又有論者將魯迅“立人為本”思想的精髓概括為個體尊嚴和個體生命的自覺意識,這在筆者看來似乎有以偏概全之嫌。的確,個人尊嚴是人文精神的核心概念之一。俗話說:“人活一張臉,樹活一張皮”。古人又說:“士可殺不可辱。”這都表明,對于一個真正意義上的人來說,尊嚴高于生命:一方面,在任何情況下都不能喪失尊嚴,自墮人格;另一方面,在任何場合又都不可以侮辱他人的人格,貶損他的尊嚴。人是具有社會性的,所以個體的尊嚴又往往與群體的尊嚴相聯系,所以魯迅在《文化偏至論》中將“個性之價值”與“人類之尊嚴”相提并論。
在西方,人的個體尊嚴問題是在對抗宗教神學的過程中提出來的,其目的是反對以上帝的尊嚴貶損個人的尊嚴。但是,在不公正的社會制度之下,在民族存亡的危急關頭,單方面捍衛個體尊嚴是一件難以實現的事情。所以,魯迅那一代愛國志士從來就是把民族尊嚴與個人尊嚴聯系在一起的,甚至把民族尊嚴看得比個人尊嚴更為重要。魯迅在《藤野先生》一文中談到仙臺醫專的日本干事托辭檢查他的講義,懷疑藤野先生泄漏了試題。文章寫道:“中國是弱國,所以中國人當然是低能兒,分數在六十分以上,便不是自己的能力:也無怪他們疑惑”。可見在民族尊嚴得不到維護的情況下,個人尊嚴受辱就難以避免。
在這里還可以補充一個例證。1903年,9月11日,魯迅帶周作人從上海乘船到日本。當天路過一處公園,門口懸掛了一塊寫著“犬與華人不準入”七個大字的金牌。周作人將此事寫進了他的日記,痛感圍觀民眾的冷漠麻木。對于魯迅來講,這樣的刺激與后來的“幻燈事件”具有相似的意義,都成為了他棄醫從文的動因。
至于個體生命,更是一種最基本的人生價值,是人生其它一切價值的前提和基礎。魯迅在《我們現在怎樣做父親》一文中就明確提出:“一,要保存生命;二,要延續生命;三,要發展這生命。(就是進化)”在《忽然想到·六》中又說:“我們目下的當務之急,是:一要生存,二要溫飽,三要發展。”這些論述,都體現了魯迅對個體生命的高度尊重。

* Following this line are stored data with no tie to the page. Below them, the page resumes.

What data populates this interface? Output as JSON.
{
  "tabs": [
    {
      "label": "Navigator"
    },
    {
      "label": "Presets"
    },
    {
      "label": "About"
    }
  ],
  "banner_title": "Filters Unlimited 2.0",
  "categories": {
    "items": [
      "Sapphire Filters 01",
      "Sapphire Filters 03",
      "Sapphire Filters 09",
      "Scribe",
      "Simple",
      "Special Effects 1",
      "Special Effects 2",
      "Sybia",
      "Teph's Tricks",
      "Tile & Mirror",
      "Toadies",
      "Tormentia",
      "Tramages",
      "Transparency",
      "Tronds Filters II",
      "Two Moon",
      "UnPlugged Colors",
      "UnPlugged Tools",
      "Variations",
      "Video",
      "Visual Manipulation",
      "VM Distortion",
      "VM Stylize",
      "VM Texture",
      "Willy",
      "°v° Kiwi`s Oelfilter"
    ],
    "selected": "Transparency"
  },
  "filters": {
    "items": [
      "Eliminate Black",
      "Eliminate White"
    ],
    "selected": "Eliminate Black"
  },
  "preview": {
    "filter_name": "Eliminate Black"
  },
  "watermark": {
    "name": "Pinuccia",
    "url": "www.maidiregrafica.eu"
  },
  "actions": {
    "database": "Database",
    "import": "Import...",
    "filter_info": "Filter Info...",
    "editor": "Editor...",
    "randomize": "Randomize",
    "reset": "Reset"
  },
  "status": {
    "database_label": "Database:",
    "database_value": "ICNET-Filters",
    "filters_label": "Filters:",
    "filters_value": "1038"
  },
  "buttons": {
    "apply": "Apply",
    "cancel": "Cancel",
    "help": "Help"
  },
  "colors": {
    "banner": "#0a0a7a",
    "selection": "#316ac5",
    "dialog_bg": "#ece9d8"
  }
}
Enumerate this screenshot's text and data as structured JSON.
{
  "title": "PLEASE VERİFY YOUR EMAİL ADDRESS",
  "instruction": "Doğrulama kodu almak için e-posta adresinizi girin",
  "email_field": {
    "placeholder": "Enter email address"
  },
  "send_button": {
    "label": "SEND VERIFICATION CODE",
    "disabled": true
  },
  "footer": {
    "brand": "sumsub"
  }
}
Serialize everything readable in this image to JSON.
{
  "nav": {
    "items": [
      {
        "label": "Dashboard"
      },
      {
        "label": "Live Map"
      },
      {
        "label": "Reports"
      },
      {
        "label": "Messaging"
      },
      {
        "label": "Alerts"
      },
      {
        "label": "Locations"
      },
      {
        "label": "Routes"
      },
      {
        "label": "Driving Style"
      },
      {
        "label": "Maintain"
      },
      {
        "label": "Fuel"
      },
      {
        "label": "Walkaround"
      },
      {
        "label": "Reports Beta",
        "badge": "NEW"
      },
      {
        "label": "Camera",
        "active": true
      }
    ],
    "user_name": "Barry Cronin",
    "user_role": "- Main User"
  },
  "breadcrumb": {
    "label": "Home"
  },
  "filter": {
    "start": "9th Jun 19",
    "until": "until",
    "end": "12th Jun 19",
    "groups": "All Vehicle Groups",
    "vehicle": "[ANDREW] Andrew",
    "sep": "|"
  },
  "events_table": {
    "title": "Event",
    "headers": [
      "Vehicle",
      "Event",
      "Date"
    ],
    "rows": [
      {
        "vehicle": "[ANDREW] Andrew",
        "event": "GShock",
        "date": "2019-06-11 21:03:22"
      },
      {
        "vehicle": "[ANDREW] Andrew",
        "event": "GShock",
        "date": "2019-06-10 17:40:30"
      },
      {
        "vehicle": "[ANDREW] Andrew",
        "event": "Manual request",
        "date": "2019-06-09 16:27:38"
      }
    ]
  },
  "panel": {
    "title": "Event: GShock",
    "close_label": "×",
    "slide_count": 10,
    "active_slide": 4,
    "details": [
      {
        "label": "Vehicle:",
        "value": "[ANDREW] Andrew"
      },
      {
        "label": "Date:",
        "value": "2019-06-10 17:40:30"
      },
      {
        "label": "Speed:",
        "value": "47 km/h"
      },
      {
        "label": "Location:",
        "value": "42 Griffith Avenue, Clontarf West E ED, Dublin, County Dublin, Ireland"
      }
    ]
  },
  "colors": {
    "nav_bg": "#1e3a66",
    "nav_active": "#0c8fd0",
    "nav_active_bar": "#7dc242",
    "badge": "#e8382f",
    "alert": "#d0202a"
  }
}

毫無疑義,魯迅作品中充滿了強烈的生命意識。他不僅關心人的個體生命,而且表達了對一切弱小生命(包括蝌蚪、小兔……)的珍愛(參閱《鴨的喜劇》《兔和貓》),并譴責造物主對生命造得太濫,毀得太濫。然而,魯迅的生命意識還有以下兩個特點,其一是他不僅想保全自己的生命,而同時更關注著群體的生命。《偽自由書》中有一篇《中國人的生命圈》,揭示中國處于內憂外患之中,邊疆上是炸,炸,炸;腹地里也是炸,炸,炸,中國人的生命圈就會越來越小,最后變成了“生命○”。這篇雜文,就很典型地表達了他對群體生命的關注。其二,魯迅自青年時代始,就表達了“我以我血薦軒轅”的崇高志向,愿將個體生命融入大眾的生命,民族的生命。魯迅的人生哲學,就是“向來不為自己生活打算”:“在生活的路上,將血一滴一滴地滴過去,以飼別人,雖自覺漸漸瘦弱,以為快活”。(《兩地書·第二集》)魯迅的“人生計劃”,就是“隨時為大家想想,謀點利益就好”。(1935年12月14日致周劍英)魯迅后期更明確表示:他是“和革命共同著生命”。對于魯迅思想的升華和質變,我們也不能熟視無睹。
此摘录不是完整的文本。